The centres said the payments received so far have been made without clear information about which months or financial years they cover.
This lack of transparency has made it impossible for the centres to meet their obligations to children, staff and families. Nonkonzo Madlala, chairperson of Phumelela Crèche, expressed the impact of these failures in a plea shared by many centres across the province:
“All we are asking is simple: that the Department pays all ECD centres what is due to them, on time, every month. When they delay, all of our children go hungry, our staff go unpaid, and we are forced to choose between keeping the lights on and buying food. These are impossible decisions for ECD centres that care for the most vulnerable. As ECD centres, we are pleading, not for favours, but for the bare minimum the service level agreements promise us, so that we can give our children the safety, nutrition, and learning they deserve.”
The provincial education spokesperson, Muzi Mahlambi, did not respond to the media query regarding the outstanding payments.
In the court documents, the centres argued that the lack of funding is a constitutional issue that infringes on children’s rights and the failure to pay has an impact on children as it deprives them of sufficient nutrition, and prejudices their access to safe facilities, as well as limiting the availability of ECD practitioners.
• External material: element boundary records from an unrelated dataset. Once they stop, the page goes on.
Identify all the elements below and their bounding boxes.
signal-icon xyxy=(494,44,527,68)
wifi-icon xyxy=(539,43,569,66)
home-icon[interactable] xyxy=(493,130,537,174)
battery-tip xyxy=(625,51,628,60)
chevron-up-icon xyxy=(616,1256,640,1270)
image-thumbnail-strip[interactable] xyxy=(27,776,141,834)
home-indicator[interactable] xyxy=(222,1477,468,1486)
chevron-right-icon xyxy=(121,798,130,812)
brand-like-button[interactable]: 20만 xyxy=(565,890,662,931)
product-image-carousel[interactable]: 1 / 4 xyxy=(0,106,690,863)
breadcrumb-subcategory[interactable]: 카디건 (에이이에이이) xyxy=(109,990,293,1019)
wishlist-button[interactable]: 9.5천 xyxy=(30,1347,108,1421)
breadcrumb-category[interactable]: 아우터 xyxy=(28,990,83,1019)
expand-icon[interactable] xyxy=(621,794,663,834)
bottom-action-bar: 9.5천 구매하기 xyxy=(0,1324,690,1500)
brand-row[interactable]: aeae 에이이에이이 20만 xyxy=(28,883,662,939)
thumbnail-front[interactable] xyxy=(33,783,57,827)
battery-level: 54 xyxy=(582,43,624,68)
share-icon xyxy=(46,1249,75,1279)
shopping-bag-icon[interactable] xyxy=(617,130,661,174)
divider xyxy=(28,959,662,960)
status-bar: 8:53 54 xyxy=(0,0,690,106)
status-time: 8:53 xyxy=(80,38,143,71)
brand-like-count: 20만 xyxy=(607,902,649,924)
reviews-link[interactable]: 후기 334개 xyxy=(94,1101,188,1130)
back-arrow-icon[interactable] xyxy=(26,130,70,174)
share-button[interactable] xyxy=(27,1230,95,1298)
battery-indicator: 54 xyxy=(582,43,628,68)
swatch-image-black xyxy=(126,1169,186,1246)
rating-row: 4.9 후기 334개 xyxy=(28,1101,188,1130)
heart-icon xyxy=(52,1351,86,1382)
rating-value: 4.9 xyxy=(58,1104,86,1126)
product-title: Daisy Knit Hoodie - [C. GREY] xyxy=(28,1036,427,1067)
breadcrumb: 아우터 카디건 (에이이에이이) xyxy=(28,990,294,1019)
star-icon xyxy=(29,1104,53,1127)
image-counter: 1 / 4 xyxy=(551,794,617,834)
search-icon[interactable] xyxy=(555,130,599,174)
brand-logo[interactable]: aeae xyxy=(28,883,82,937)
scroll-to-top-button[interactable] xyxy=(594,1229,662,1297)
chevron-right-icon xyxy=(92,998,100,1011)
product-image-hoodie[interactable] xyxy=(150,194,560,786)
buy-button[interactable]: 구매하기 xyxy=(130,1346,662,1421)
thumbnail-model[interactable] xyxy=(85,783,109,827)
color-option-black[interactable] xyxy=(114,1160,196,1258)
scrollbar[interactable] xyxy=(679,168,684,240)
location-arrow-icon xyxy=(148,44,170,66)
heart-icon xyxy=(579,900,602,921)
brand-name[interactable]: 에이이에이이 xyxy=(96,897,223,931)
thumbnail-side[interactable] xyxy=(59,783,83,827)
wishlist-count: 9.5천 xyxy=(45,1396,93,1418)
LRC said it has been following up repeatedly via email and telephone to secure compliance while considering a contempt of court application.
The organisation said these efforts were mostly met with silence, apart from a vague response citing internal accounting processes and offering no clear payment schedule.
The organisation added that the few payments made were inadequate, unexplained, and provided no certainty for the centres.
“This lack of transparency has deepened the financial crisis at the centres, which depend on timely monthly subsidies to deliver essential services to young children. As the department remained evasive, conditions at the centres worsened, compounding the hardship faced by children, staff and their families,” said LRC.
The LRC believes that the department is not engaging in good faith.
It said this behaviour signals a troubling pattern of evasion and disregard for the urgent needs of young children who rely on these essential services.
The group added that although the applicants are not pursuing a contempt application at this stage, it is monitoring compliance closely.
“We believe the department’s refusal to explain or resolve this issue forces costly, unnecessary litigation, diverting resources that should be supporting children. As the LRC, this is a route we want to avoid at all costs,” the organisation said, adding that the department’s consistent failure to deliver subsidies in a timely and transparent manner has left many ECD centres on the brink of collapse.